Within two years he was walking again, but his dreams of a career in soccer were gone, mercifully replaced by a new dream of becoming a songwriter. He took his first song to a Madrid recording studio, hoping to find a singer to record it.
"Why don't you perform it yourself?" asked the studio manager.
The young man, who 20 years later would receive the only Diamond Record Award from the Guinness Book of World Records for selling more records in more languages than any other singer in musical history, replied simply, "Because I'm not a singer."
However, Julio took his song, "La vida sigue igual" (Life Goes On) and his voice to the Benidorm, Spain's top song festival, where he won the competition, launching what has been called "a serenade to the world that has never ended."

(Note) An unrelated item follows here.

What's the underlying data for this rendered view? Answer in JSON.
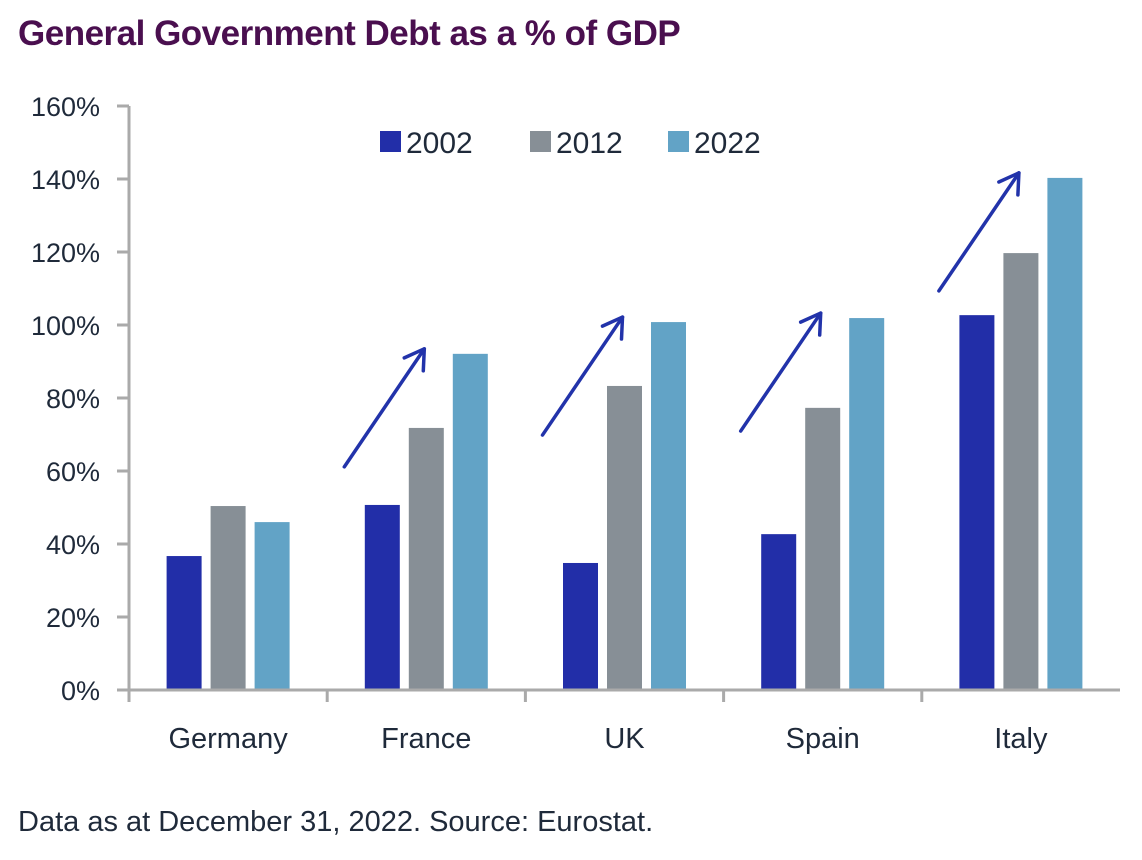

That serenade now includes 2,650 gold and platinum records and 77 albums, of which he has sold 260 million. His first recording in English, "1100 Bel Air Place," released in 1984, quickly went multiplatinum and became an important link between American and European music. Along with English and, of course, his native Spanish, he has recorded songs in Portuguese, French, German, Italian, Japanese, and Tagalog.
In the recording studio he is a meticulous artist, a sharp critic of himself, evaluating each note and word for its overall effect. The result of such vigilance is reflected in the fact that his most recent album, his 77th, may prove to be his most significant. He has co-written ten songs with Estefano and added songs by Ruben Blades, Robi Rosa, and Alejandro Sanz. Julio has never rested on his laurels.
Julio never became that professional soccer player or that career diplomat, but in 1989, he was appointed Special Representative for the Performing Arts for UNICEF, a position he cherishes, because it presents an opportunity to give something back to a world that has been so generous to him.